WATERCOLORS ~非哲学的断章~

ジャズ・ロック・時評・追憶

USA LIVEを通して聴いてみた

2021年08月21日 | 今日の一枚(W-X)
◎今日の一枚 534◎
Wings
Over America
 入院中である。術後の経過はいい。点滴も昨日で終わったようだ。
 退屈だ。ネット動画もつまらない。第一、そんなに見たら制限を超えてしまう。やはり、本を読むか、音楽を聴くかしかないようだ。次に入院するときはkindleを持参しよう。もう購入してあるのだが、今回は間に合わなかったのだ。病室に居ながらにして、本を手に入れることができるのは魅力である。apple musicが大活躍である。ChillやFavorites, Mixのほか、ステーションの機能も利用して楽しんである。ただ、コンピレーションもいいが、時間があるのだから、やはりアルバムをじっくり聴きたい、と思った私はやはり古いタイプのおじさんなのだろう。そんな訳で、昨日の午後から夜にかけて、いくつかの古いロックのアルバムをダウンロードして聴いてみた。病室のベッドに横になり、ただ目をつぶってステレオイヤホンでじっと聴いた。
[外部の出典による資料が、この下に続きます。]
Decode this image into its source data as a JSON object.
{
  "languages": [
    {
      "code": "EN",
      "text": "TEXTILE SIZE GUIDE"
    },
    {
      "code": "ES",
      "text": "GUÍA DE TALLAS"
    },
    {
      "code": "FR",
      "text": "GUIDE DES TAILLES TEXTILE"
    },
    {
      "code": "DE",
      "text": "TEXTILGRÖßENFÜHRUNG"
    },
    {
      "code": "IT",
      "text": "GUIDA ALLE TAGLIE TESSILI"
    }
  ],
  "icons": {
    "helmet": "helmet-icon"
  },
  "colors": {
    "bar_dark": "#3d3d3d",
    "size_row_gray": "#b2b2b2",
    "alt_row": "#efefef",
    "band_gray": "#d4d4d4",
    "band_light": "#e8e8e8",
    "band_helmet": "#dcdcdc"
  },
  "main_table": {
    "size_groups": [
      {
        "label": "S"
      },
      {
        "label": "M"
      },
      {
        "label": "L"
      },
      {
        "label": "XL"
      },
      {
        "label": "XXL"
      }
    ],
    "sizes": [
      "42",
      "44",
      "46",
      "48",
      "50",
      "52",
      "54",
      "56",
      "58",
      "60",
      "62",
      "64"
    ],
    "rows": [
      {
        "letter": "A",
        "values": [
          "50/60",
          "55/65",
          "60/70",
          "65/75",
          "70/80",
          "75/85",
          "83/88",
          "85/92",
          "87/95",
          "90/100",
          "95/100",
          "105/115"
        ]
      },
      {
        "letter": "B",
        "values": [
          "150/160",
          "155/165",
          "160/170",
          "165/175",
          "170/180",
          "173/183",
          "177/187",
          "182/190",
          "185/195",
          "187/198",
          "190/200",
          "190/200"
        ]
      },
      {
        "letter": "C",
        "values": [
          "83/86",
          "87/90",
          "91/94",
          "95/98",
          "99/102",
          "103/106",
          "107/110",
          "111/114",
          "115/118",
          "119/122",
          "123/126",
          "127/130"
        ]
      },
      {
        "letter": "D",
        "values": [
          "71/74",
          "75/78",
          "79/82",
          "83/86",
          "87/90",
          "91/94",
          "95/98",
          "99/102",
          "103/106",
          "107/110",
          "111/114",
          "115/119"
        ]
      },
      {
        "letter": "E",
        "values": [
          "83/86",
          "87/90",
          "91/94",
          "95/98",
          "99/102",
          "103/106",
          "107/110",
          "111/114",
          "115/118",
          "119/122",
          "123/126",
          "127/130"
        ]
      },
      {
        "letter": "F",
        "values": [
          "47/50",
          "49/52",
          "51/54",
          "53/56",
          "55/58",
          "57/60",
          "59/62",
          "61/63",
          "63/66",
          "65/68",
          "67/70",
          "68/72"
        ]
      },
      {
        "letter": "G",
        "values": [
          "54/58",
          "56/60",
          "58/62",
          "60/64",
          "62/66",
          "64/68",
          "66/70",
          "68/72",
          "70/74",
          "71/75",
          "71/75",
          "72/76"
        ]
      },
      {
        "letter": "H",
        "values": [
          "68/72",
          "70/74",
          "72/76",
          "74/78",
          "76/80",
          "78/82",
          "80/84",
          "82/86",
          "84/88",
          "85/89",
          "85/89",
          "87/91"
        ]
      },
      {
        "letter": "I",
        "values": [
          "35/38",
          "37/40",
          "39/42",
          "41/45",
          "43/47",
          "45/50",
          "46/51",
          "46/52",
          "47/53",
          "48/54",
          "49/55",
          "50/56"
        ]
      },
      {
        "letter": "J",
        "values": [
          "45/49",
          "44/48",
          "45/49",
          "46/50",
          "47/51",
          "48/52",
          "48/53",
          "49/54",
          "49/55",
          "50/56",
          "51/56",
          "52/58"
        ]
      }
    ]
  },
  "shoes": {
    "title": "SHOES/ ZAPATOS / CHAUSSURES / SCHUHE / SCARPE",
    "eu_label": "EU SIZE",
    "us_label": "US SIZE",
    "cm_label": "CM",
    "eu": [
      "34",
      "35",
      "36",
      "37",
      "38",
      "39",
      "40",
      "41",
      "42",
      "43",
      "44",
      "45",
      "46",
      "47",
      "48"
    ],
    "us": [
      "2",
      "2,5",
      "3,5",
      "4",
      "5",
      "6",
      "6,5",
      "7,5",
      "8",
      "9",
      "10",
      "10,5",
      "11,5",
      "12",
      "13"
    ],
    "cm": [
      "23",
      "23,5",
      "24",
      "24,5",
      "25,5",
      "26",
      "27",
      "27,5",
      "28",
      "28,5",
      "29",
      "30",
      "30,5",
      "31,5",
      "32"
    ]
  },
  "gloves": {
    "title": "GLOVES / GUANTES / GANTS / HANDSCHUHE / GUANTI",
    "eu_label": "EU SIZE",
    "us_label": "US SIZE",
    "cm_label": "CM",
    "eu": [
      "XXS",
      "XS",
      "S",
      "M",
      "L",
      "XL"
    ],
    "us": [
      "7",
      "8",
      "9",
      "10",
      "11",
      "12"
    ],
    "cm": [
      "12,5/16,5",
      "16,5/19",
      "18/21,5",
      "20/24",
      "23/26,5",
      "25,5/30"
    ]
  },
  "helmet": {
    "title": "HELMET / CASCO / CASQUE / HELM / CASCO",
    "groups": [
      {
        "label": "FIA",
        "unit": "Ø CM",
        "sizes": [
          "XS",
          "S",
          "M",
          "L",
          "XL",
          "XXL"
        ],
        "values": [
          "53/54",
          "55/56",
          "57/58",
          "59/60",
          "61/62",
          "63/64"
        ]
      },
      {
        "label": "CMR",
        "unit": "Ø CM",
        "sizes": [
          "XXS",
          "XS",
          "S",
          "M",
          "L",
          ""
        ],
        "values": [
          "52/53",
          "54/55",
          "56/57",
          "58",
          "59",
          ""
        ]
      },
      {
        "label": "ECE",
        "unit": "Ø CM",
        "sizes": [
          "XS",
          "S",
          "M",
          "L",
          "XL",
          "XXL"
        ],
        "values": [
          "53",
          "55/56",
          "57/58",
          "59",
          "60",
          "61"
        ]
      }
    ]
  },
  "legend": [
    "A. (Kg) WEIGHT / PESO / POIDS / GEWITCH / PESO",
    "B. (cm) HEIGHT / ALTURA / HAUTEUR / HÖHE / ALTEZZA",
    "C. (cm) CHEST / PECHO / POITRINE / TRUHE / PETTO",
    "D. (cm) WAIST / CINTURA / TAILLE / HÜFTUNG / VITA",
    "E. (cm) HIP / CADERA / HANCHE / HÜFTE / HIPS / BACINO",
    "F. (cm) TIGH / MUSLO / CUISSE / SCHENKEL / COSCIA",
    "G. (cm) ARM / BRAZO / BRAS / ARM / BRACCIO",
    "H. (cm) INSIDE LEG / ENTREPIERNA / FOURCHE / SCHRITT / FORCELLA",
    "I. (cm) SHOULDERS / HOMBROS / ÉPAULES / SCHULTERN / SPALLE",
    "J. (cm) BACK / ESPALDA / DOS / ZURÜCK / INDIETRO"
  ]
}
 今日の一枚は、ポール・マッカートニー&ウイングスのWings Over Americaである。1976年リリース作品である。同時代には、「USAライブ」と呼ばれていたように思う。中学生の頃、手に入れたかったアルバムだったが、3枚組という高価なものでとても手が出なかった。たまたま買うことができた友人からテープに録音してもらい、そのうちエアチェックしたりして、とりあえず満足してしまった。だから、今日に至るまで所有していないし、恐らくは購入することはないだろう。その意味でも、apple musicはありがたい。
 全28曲通して聴いたのは、恐らく初めてだと思う。ジミー・マッカロクの加入によって、よりロック色が濃くなったサウンドは好ましい。このギタリストがヘロイン中毒で亡くなってしまったのは本当に残念だ。オープニングから期待感がこみ上げてくるようなワクワクする演奏が続く。中盤はオベーションを使ったアコースティックな演奏である。やはり、ポール・マッカートニーはアコースティックギターが上手い。Bluebirdには聴き入ってしまった。BlackbirdやYesterdayといったビートルズナンバーが効果的に配されているのもいい。単なる懐メロではなく、新しい演奏として聴くに値するものだ。その優しい響きに、早く退院して自分でギターを弾きたくなった。後半に入っても、「マイ・ラブ」「あの娘におせっかい」と佳曲が続き聴き飽きしない。ただ、最後の数曲がややパワーダウンのような気がした。名曲Band On The Runは、精緻を尽くした構成のオリジナル盤の演奏を水で薄めたようで、ライブの清新さがうまく表出されていなかった気がする。最後の2曲も不完全燃焼で、えっ、これで終わっちゃうの、といった感じだった。

 いずれにしても、アルバム数枚を聴いて、退屈な時間があっという間に過ぎてしまった。入院しているという状況がなければ、経験できなかったことかもしれない。Apple musicにも感謝である。